'Grotesquely thin' mannequin at Farmers store horrifies Dunedin shopper

A Dunedin woman was shocked to see "grotesquely thin" mannequins at a Dunedin Farmers store.

A Dunedin woman was confronted with the "shockingly thin model" at her local Dunedin Farmers store. Source: Supplied

The woman, who does not want to be named, was confronted with the "shockingly thin model" recently, and told 1 NEWS, "As someone who has struggled with an eating disorder and mental health conditions I have always been attuned to the impact advertising and social media have on our lives, particularly young people".

The 19-year-old said she was "disgusted" after spotting two of the mannequins and had concerns, especially with an already powerful social media influence on young people, that images of unhealthy bodies could be harmful.

"It's not the norm," the woman said. "It's a really dangerous image to portray.

"I was so taken aback by the model I was interested to find out if there were any standardised obligations retailers have to ensure models are of an appropriate size."

READ MORE: Critics of new plus-sized mannequins called out for 'fat phobia', experts defend Nike's messaging

She said she wanted to raise awareness of the issue so she wrote a letter of complaint to Farmers on Wednesday outlining her concerns, saying she was "horrified" at the Calvin Klein mannequin.

"Quite frankly I am not sure why a model of that size was even produced let alone allowed to be displayed," she wrote.

"We live in a society where there is already immense pressure on men, women and young people alike to look a certain way and be the "right" body type.

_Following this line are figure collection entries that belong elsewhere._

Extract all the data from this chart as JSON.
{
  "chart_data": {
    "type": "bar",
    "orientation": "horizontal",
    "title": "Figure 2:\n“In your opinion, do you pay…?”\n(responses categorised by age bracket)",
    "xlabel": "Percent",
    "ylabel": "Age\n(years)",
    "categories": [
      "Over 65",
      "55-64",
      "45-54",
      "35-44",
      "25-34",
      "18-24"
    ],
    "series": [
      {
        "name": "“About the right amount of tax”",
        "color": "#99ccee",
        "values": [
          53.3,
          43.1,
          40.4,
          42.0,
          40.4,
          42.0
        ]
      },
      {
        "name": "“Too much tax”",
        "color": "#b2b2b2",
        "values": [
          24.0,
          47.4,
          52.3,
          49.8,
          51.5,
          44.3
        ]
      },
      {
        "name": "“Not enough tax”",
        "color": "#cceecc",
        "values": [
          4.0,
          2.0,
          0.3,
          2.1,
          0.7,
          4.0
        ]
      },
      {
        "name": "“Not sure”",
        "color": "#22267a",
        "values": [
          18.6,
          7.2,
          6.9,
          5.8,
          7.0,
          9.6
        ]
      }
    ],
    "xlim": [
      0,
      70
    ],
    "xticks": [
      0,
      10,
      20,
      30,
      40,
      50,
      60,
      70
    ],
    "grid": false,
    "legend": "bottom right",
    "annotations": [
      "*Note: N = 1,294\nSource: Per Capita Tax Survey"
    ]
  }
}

The mannequin in your store encourages an unhealthy body image and an unrealistic body ideal in young people and customers visiting your store, it was awfully skinny."

She also said a human with a body size like the Farmers mannequin would be considered "medically unhealthy", adding she would be "seriously concerned for their wellbeing".

"Body Dysmorphic Disorder (BDD) and Eating Disorder statistics are on the rise in New Zealand. Such disorders distort an individual’s perception of their appearance. Unrealistic body standards and advertising can fuel these thoughts and behaviours," she wrote, adding such disorders could be deadly.

She told 1 NEWS, it may have been an isolated incident as the two models she saw with that body type were both in the Calvin Klein section, but she wanted steps taken to ensure it was not an issue in other of their stores.

Farmers has been approached for comment.